A further mistake of the same we can make is to think that highly spiritual beings have limitless physical energy or resources, they can even mistakenly think this themselves or that their selflessness can end up taking them beyond their physical limits. We should not be disappointed by our limits. If we had no such limit as spiritual practitioners would we not eventually find ourselves with an indestructible mind in a worn out body unable to escape? Doesn't sound good. The Buddha himself relinquished his old body when it wore out.
But lets not fall into seeing such considerations as negative. All of this kind of thinking is neither placing some kind of limit on our spiritual endeavour. Nor is such discrimination just a dry intellectual exercise. It is rather wrong understanding that limits us. Confining ourselves to an energy or bodily feeling is what is limiting us in time or space.
Perhaps we can need to recognise how our spiritual practise can become tainted by the desire for power or to be something special in the world. Or maybe our hope is for a physical healing beyond the limits of our minds. In contrast if we can humbly bow and let go then we can have found something real that we can come to realise is everlasting. Something within the world that is also beyond the world. We have found freedom and true spirituality, not just another kind of slavery in spiritual materialism and it will not be hard to let go of a lesser happiness for a far greater one.
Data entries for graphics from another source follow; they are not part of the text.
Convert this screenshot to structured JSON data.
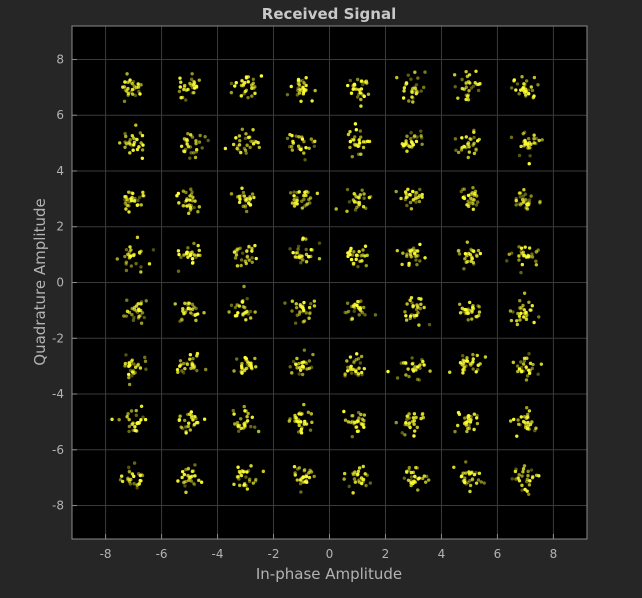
{
  "chart_data": {
    "type": "scatter",
    "title": "Received Signal",
    "xlabel": "In-phase Amplitude",
    "ylabel": "Quadrature Amplitude",
    "xlim": [
      -9.2,
      9.2
    ],
    "ylim": [
      -9.2,
      9.2
    ],
    "xticks": [
      -8,
      -6,
      -4,
      -2,
      0,
      2,
      4,
      6,
      8
    ],
    "yticks": [
      8,
      6,
      4,
      2,
      0,
      -2,
      -4,
      -6,
      -8
    ],
    "grid": true,
    "constellation": "64-QAM",
    "ideal_levels": [
      -7,
      -5,
      -3,
      -1,
      1,
      3,
      5,
      7
    ],
    "noise_sigma": 0.22,
    "points_per_symbol": 28,
    "colors": {
      "figure_background": "#262626",
      "axes_background": "#000000",
      "grid": "#3a3a3a",
      "axes_box": "#8a8a8a",
      "text": "#b3b3b3",
      "title": "#c8c8c8",
      "marker": "#ffff33"
    }
  }
}
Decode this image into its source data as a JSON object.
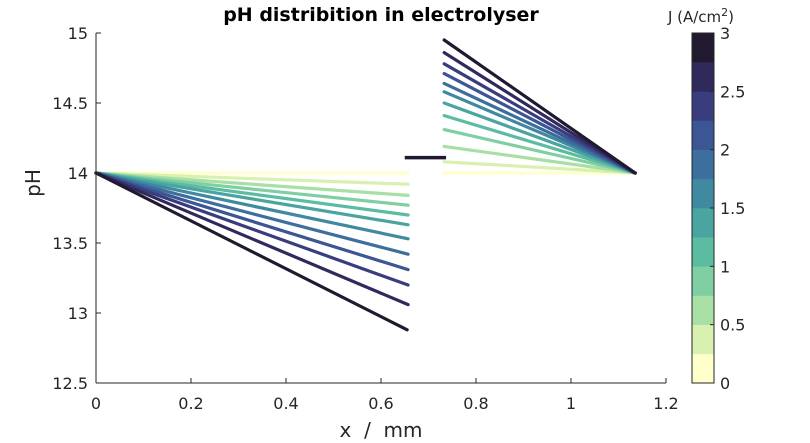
{
  "chart_data": {
    "type": "line",
    "title": "pH distribition in electrolyser",
    "xlabel": "x  /  mm",
    "ylabel": "pH",
    "xlim": [
      0,
      1.2
    ],
    "ylim": [
      12.5,
      15
    ],
    "xticks": [
      "0",
      "0.2",
      "0.4",
      "0.6",
      "0.8",
      "1",
      "1.2"
    ],
    "yticks": [
      "12.5",
      "13",
      "13.5",
      "14",
      "14.5",
      "15"
    ],
    "grid": false,
    "colorbar": {
      "label_prefix": "J (A/cm",
      "label_sup": "2",
      "label_suffix": ")",
      "range": [
        0,
        3
      ],
      "ticks": [
        "0",
        "0.5",
        "1",
        "1.5",
        "2",
        "2.5",
        "3"
      ],
      "colors": [
        "#ffffcc",
        "#d8f0b0",
        "#a8dfa4",
        "#80cfa2",
        "#5bbca2",
        "#4aa4a0",
        "#3f8aa0",
        "#3c6f9e",
        "#3c5594",
        "#3a3d7d",
        "#2f2a5b",
        "#20192f"
      ]
    },
    "series_colors": [
      "#ffffcc",
      "#d8f0b0",
      "#a8dfa4",
      "#80cfa2",
      "#5bbca2",
      "#4aa4a0",
      "#3f8aa0",
      "#3c6f9e",
      "#3c5594",
      "#3a3d7d",
      "#2f2a5b",
      "#20192f"
    ],
    "series": [
      {
        "J": 0.0,
        "left": [
          [
            0,
            14.0
          ],
          [
            0.657,
            14.0
          ]
        ],
        "right": [
          [
            0.733,
            14.0
          ],
          [
            1.135,
            14.0
          ]
        ]
      },
      {
        "J": 0.273,
        "left": [
          [
            0,
            14.0
          ],
          [
            0.657,
            13.92
          ]
        ],
        "right": [
          [
            0.733,
            14.08
          ],
          [
            1.135,
            14.0
          ]
        ]
      },
      {
        "J": 0.545,
        "left": [
          [
            0,
            14.0
          ],
          [
            0.657,
            13.84
          ]
        ],
        "right": [
          [
            0.733,
            14.19
          ],
          [
            1.135,
            14.0
          ]
        ]
      },
      {
        "J": 0.818,
        "left": [
          [
            0,
            14.0
          ],
          [
            0.657,
            13.77
          ]
        ],
        "right": [
          [
            0.733,
            14.31
          ],
          [
            1.135,
            14.0
          ]
        ]
      },
      {
        "J": 1.091,
        "left": [
          [
            0,
            14.0
          ],
          [
            0.657,
            13.7
          ]
        ],
        "right": [
          [
            0.733,
            14.41
          ],
          [
            1.135,
            14.0
          ]
        ]
      },
      {
        "J": 1.364,
        "left": [
          [
            0,
            14.0
          ],
          [
            0.657,
            13.63
          ]
        ],
        "right": [
          [
            0.733,
            14.5
          ],
          [
            1.135,
            14.0
          ]
        ]
      },
      {
        "J": 1.636,
        "left": [
          [
            0,
            14.0
          ],
          [
            0.657,
            13.53
          ]
        ],
        "right": [
          [
            0.733,
            14.58
          ],
          [
            1.135,
            14.0
          ]
        ]
      },
      {
        "J": 1.909,
        "left": [
          [
            0,
            14.0
          ],
          [
            0.657,
            13.42
          ]
        ],
        "right": [
          [
            0.733,
            14.64
          ],
          [
            1.135,
            14.0
          ]
        ]
      },
      {
        "J": 2.182,
        "left": [
          [
            0,
            14.0
          ],
          [
            0.657,
            13.31
          ]
        ],
        "right": [
          [
            0.733,
            14.71
          ],
          [
            1.135,
            14.0
          ]
        ]
      },
      {
        "J": 2.455,
        "left": [
          [
            0,
            14.0
          ],
          [
            0.657,
            13.2
          ]
        ],
        "right": [
          [
            0.733,
            14.78
          ],
          [
            1.135,
            14.0
          ]
        ]
      },
      {
        "J": 2.727,
        "left": [
          [
            0,
            14.0
          ],
          [
            0.657,
            13.06
          ]
        ],
        "right": [
          [
            0.733,
            14.86
          ],
          [
            1.135,
            14.0
          ]
        ]
      },
      {
        "J": 3.0,
        "left": [
          [
            0,
            14.0
          ],
          [
            0.655,
            12.88
          ]
        ],
        "right": [
          [
            0.733,
            14.95
          ],
          [
            1.135,
            14.0
          ]
        ]
      }
    ],
    "annotations": [
      {
        "type": "segment",
        "points": [
          [
            0.65,
            14.11
          ],
          [
            0.737,
            14.11
          ]
        ],
        "color": "#20192f"
      }
    ]
  }
}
I offer this for your reflection
Just as it is possible for hedonism to lead us out and away from the spiritual path, it is possible to get lost in a kind of intellectual craving. At its height such a craving can turn in a spiritual direction. We can imagine, for example, that there was once a perfect idea and ideal, an all powerful, universal principle that has been lost but shall be found again and become the source of a new utopia. This makes the mind entangled in its own creation – to look for the great truth and building our ivory towers, when the truth is very simple and right in front of our eyes for the heart that is peaceful enough, big enough to accept it.